Introduction
Nowadays organizations are increasingly adopting Apache Kafka to capture and analyze real-time data streams from sources like IoT devices, website clickstreams, financial systems, and application logs.Many customers use Amazon MSK, a fully managed service for Apache Kafka, to build and run highly available, secure, and scalable applications. However, for unpredictable and unknown workloads, provisioning cluster capacity is a guessing game.
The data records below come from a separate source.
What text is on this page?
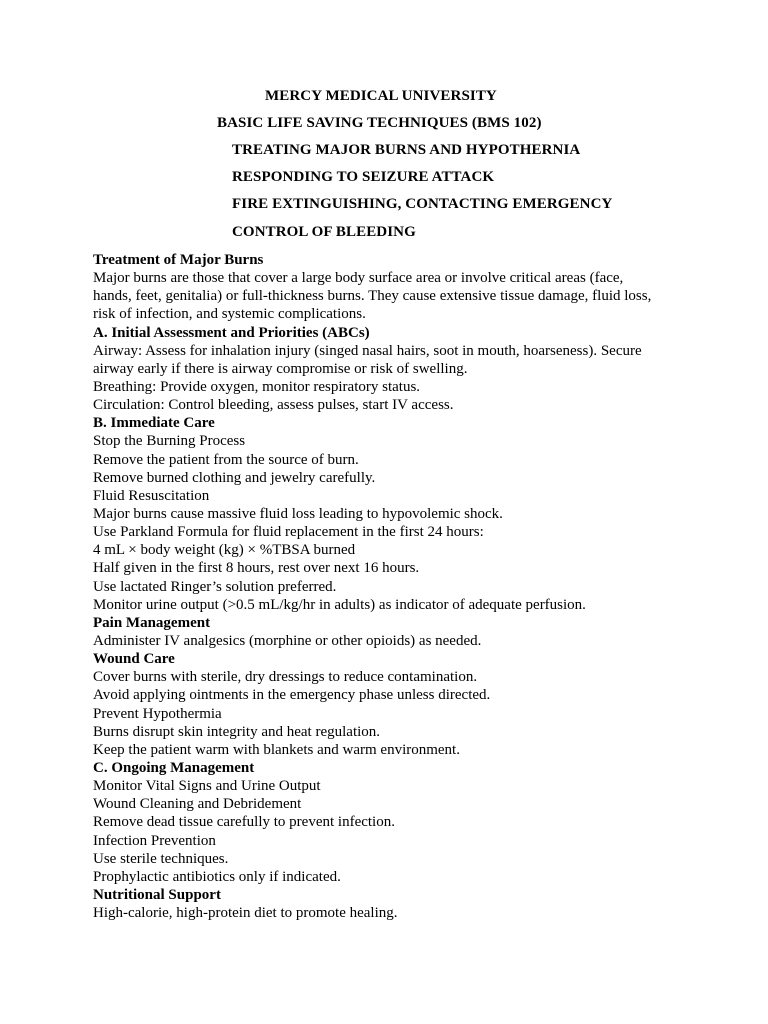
MERCY MEDICAL UNIVERSITY
BASIC LIFE SAVING TECHNIQUES (BMS 102)
TREATING MAJOR BURNS AND HYPOTHERNIA
RESPONDING TO SEIZURE ATTACK
FIRE EXTINGUISHING, CONTACTING EMERGENCY
CONTROL OF BLEEDING
Treatment of Major Burns
Major burns are those that cover a large body surface area or involve critical areas (face,
hands, feet, genitalia) or full-thickness burns. They cause extensive tissue damage, fluid loss,
risk of infection, and systemic complications.
A. Initial Assessment and Priorities (ABCs)
Airway: Assess for inhalation injury (singed nasal hairs, soot in mouth, hoarseness). Secure
airway early if there is airway compromise or risk of swelling.
Breathing: Provide oxygen, monitor respiratory status.
Circulation: Control bleeding, assess pulses, start IV access.
B. Immediate Care
Stop the Burning Process
Remove the patient from the source of burn.
Remove burned clothing and jewelry carefully.
Fluid Resuscitation
Major burns cause massive fluid loss leading to hypovolemic shock.
Use Parkland Formula for fluid replacement in the first 24 hours:
4 mL × body weight (kg) × %TBSA burned
Half given in the first 8 hours, rest over next 16 hours.
Use lactated Ringer’s solution preferred.
Monitor urine output (>0.5 mL/kg/hr in adults) as indicator of adequate perfusion.
Pain Management
Administer IV analgesics (morphine or other opioids) as needed.
Wound Care
Cover burns with sterile, dry dressings to reduce contamination.
Avoid applying ointments in the emergency phase unless directed.
Prevent Hypothermia
Burns disrupt skin integrity and heat regulation.
Keep the patient warm with blankets and warm environment.
C. Ongoing Management
Monitor Vital Signs and Urine Output
Wound Cleaning and Debridement
Remove dead tissue carefully to prevent infection.
Infection Prevention
Use sterile techniques.
Prophylactic antibiotics only if indicated.
Nutritional Support
High-calorie, high-protein diet to promote healing.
Amazon recently introduced Amazon MSK Serverless; with Amazon MSK Serverless you can run Apache Kafka without managing cluster capacity and Amazon MSK Serverless provisions resources as per the need of On Demand streaming.
What is Apache Kafka?
Apache Kafka is an open-source, high-performance, fault-tolerant, and scalable platform for building real-time streaming data pipelines and applications. Apache Kafka is a streaming data store that decouples applications producing streaming data (producers) into its data store from applications consuming streaming data (consumers) from its data store.
What is Amazon MSK?
Amazon MSK (Amazon Managed Streaming for Apache Kafka) makes it easy to ingest and process streaming data in real-time with fully managed Apache Kafka.
Amazon MSK manages Apache Kafka infrastructure and operations, making it easy for developers and DevOps managers to run Apache Kafka applications and Kafka Connect connectors on AWS, without the need to become experts in operating Apache Kafka.
For the Amazon MSK case, however, for unpredictable, unknown workload provisioning cluster capacity is a guessing game and you need to adjust manually.
Amazon MSK Console → Clusters → Create Cluster → Cluster Type: Provisioned
Cluster type “Provisioned” means you’re required to manage broker instances, EBS storage volume sizes, etc. according to your workload. This requires a much deeper understanding of how your application performs. Downsides of “Provisioned” like other AWS services, over-provisioning or provisioning for the worst-case scenario is common without elegant scale-down events as traffic slows. Meaning you’re paying a lot more than an option where it scales to match traffic in real-time or almost real-time.
What is Amazon MSK Serverless?
Amazon MSK Serverless is a cluster type for Amazon MSK that makes it easy for you to run Apache Kafka without having to manage and scale cluster capacity. MSK Serverless automatically provisions and scales compute and storage resources, so you can use Apache Kafka on demand and pay for the data you stream and retain.
Amazon MSK Console → Clusters → Create Cluster → Cluster Type: Serverless
Cluster type of “Serverless” means you’re not required to manage broker instances, EBS storage volume sizes, etc. Amazon MSK Serverless will auto-scale on demand behind the scenes. Amazing!
Comparison Between Amazon MSK And Amazon MSK Serverless
Conclusion
Amazon MSK is a nice service to handle the use cases of capturing and analyzing real-time data streams from sources like IoT devices, Website click streams, Financial systems, and application logs.
However, for unpredictable, unknown workloads provisioning MSK cluster capacity is a guessing game. Amazon Recently Introduced Amazon MSK Serverless, with MSK Serverless you can run apache Kafka without managing cluster capacity, and MSK Serverless provisions resources as per the need of OnDemand streaming.
OPINION: Since Amazon MSK Serverless is still relatively new we don’t have enough data to confirm that it’s worth the switch for all use-cases, however, if approaching anything Kafka related on AWS we would recommend you trial Amazon MSK Serverless for yourself to see if your use-case fits in despite some lack of feature parity with the non-serverless option.